Thank You Tony Beugelsdijk

By Alan E. Fletcher, Ph.D.

June 24, 2019
As part of its mission, SLAS seeks to leverage life sciences technology and discovery for scientific advancement. The Society wants to energize talented individuals and connect them with others to do great things. Since its beginnings, a huge part of that endeavor has been to integrate newer, younger professionals into all SLAS does, especially at its conferences.


No one modeled the power of encouragement better than co-founder Tony Beugelsdijk. When he passed away in August 2009, an existing travel awards initiative was renamed the Tony B. Academic Travel Award the next year to ensure his passion lived on by recognizing up-and-coming researchers who have demonstrated outstanding achievement in laboratory science and technology. To date, 469 students, graduate students, post-doctoral associates and junior faculty have been given the opportunity to further advance in the field by receiving funding and access to participate fully in SLAS conferences. This program has greatly impacted SLAS’s success.

Santosh

One of these Tony B. Award winners is Santosh Paidi of Johns Hopkins University. Paidi received his award to attend SLAS2018 where he put his time and energy to good use by presenting “Label-Free Raman Spectroscopy for Rapid Identification of Biologics” at the inaugural SLAS Ignite Academic Theater. His presentation sparked many conversations and opened opportunities for collaboration. It also helped him earn the 2018 SLAS Graduate Education Fellowship Grant, another way SLAS supports its young researchers.

Paidi attended SLAS2019, once again as a Tony B. Academic Travel Award winner. This time, his work was tapped for a podium presentation in the Assay Development and Screening Track. “Mechanical Trap Surface-Enhanced Raman Spectroscopy for Live Three-Dimensional Molecular Imaging of Single Cells” underscores the potential of MT-SERS to furnish biologically interpretable and quantitative molecular maps, and therefore also opens the door for the elucidation of intercellular variability in normal and diseased cell populations.

Antra

Another example of the program’s impact is Antra Ganguly, a doctoral student at The University of Texas at Dallas, who received a Tony B. Award for SLAS2019. Ganguly says it was an honor to receive a prestigious Tony B. Award and “all the amazing hospitality that came along with it. The SLAS machinery operates smoothly, and everyone seems ready to run the extra mile to make it a memorable experience for those attending and participating in the event.”

She took full advantage of the opportunities offered her and was one of three winners of the SLAS2019 Student Poster Competition for “A Passively Addressable Electrochemical Sensor for the Detection of Chloride Ion Levels in Ultralow Volumes of Perspired Human Sweat.”

Ganguly’s team developed an electrochemical chloride sensor that is passively addressable and conveniently eliminates the need to obtain and collect considerable volumes of sweat for sensing (by physical exercise or by chemical or electrical stimulation of the sweat glands), allowing reliable real-time measurement of chloride ion concentration in ultra-low volumes (1-3 microliters) of human sweat.

Chow

And, then there is Edward Kai-Hua Chow, Cancer Science Institute of Singapore, National University of Singapore, KYAN Therapeutics and SLAS Technology editor-in-chief. Chow says his first SLAS conference was as an SLAS Tony B. Academic Travel Award winner. It was also where he first learned "SLAS is one of few places where there is a strong mix and interaction between industry and academia – a truly collaborative and interactive spirit."
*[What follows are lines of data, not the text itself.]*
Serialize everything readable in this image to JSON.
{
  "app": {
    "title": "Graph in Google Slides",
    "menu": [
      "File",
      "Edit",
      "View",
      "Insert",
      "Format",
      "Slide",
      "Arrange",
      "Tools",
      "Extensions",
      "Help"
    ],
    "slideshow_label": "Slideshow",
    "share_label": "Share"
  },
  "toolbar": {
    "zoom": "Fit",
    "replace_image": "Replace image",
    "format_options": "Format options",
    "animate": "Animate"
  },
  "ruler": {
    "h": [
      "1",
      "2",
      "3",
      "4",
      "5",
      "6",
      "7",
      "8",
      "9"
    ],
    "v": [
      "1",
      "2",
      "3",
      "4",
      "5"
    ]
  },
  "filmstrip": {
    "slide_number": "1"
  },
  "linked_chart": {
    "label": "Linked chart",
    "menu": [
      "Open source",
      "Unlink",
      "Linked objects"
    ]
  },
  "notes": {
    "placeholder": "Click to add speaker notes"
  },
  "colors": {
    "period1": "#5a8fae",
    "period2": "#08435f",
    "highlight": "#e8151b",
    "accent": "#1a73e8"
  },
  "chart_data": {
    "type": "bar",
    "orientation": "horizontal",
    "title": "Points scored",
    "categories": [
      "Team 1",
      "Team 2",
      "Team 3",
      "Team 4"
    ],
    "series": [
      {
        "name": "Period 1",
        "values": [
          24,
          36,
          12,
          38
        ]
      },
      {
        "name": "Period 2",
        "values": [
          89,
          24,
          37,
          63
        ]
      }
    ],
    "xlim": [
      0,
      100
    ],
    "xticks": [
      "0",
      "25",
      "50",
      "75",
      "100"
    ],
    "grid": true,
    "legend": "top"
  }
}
Chow has accomplished much in his career. Among his most recent publications is a commentary in the February 2019 issue of SLAS Technology, “Artificial Intelligence-Driven Designer Drug Combinations: From Drug Development to Personalized Medicine.” In this piece, Chow and co-author Masturah Bte Mohd Abdul Rashid look at a study recently published in Science Translational Medicine. Specifically, they explore how the quadratic phenotypic optimization platform (QPOP) was applied toward multiple myeloma and demonstrates the potential for applications of QPOP toward improving therapeutic regimen design and personalized medicine. Mohd Abdul Rashid was an SLAS Tony B. Award winner at SLAS2016, where she was one of three winners of the SLAS2016 Student Poster Competition.

The list goes on and on. SLAS is committed to placing these up-and-comers in situations where they can obtain what they need to further build their careers. Whether it’s an introduction to a new facet of the scientific work they’ve already been exposed to or an introduction to an accomplished professional who further models success for them, the Tony B. Academic Travel Award gets it done.

I believe Tony Beugelsdijk would be proud.